"Oh, Jorian, what have you done?" cried Margaret. "Quick! quick! help me thither, for the power is gone all out of my body. You know him not as I do. Oh, if you had seen the blow he gave Ghysbrecht; and heard the frightful crash! Come, save him from worse mischief. The water is deep enow; but not bloody yet; come!"
Her accents were so full of agony that Jorian sprang out of the grave and came with her, huddling on his jerkin as he went.
But, as they hurried along, he asked her what on earth she meant? "I talk of this friar, and you answer me of Gerard."
"Man, see you not, this is Gerard!"
"This, Gerard? what mean ye?"
"I mean, yon friar is my boy's father. I have waited for him long, Jorian. Well, he is come to me at last. And thank God for it. Oh, my poor child! Quicker, Jorian, quicker!"
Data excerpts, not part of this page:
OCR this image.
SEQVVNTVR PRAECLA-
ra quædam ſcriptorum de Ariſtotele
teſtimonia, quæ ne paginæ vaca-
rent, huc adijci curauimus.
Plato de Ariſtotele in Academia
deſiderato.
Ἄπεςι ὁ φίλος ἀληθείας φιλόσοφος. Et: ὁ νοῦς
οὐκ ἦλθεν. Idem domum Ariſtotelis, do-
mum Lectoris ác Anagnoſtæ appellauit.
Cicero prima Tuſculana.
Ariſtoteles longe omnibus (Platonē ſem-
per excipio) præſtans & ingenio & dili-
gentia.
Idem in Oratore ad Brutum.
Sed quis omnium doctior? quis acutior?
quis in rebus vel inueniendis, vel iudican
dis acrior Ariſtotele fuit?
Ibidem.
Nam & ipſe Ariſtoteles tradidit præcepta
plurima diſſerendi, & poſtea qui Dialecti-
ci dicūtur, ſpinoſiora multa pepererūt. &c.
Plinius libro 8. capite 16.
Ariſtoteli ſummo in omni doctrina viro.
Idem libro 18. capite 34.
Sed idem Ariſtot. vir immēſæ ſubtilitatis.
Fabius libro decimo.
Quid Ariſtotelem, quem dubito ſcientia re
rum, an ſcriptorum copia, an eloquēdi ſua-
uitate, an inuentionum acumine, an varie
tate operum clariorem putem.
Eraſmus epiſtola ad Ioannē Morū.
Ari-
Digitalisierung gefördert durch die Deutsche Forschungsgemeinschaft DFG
"Why, thou art mad as he. Stay! By St. Bavon, yon was Gerard's face; 'twas nought like it; yet somehow,—'twas it. Come on! come on! let me see the end of this."
"The end? How many of us will live to see that?"
They hurried along in breathless silence, till they reached Hoog Straet.
Then Jorian tried to reassure her. "You are making your own trouble," said he; "who says he has gone thither? more likely to the convent to weep and pray, poor soul. Oh, cursed, cursed villains!"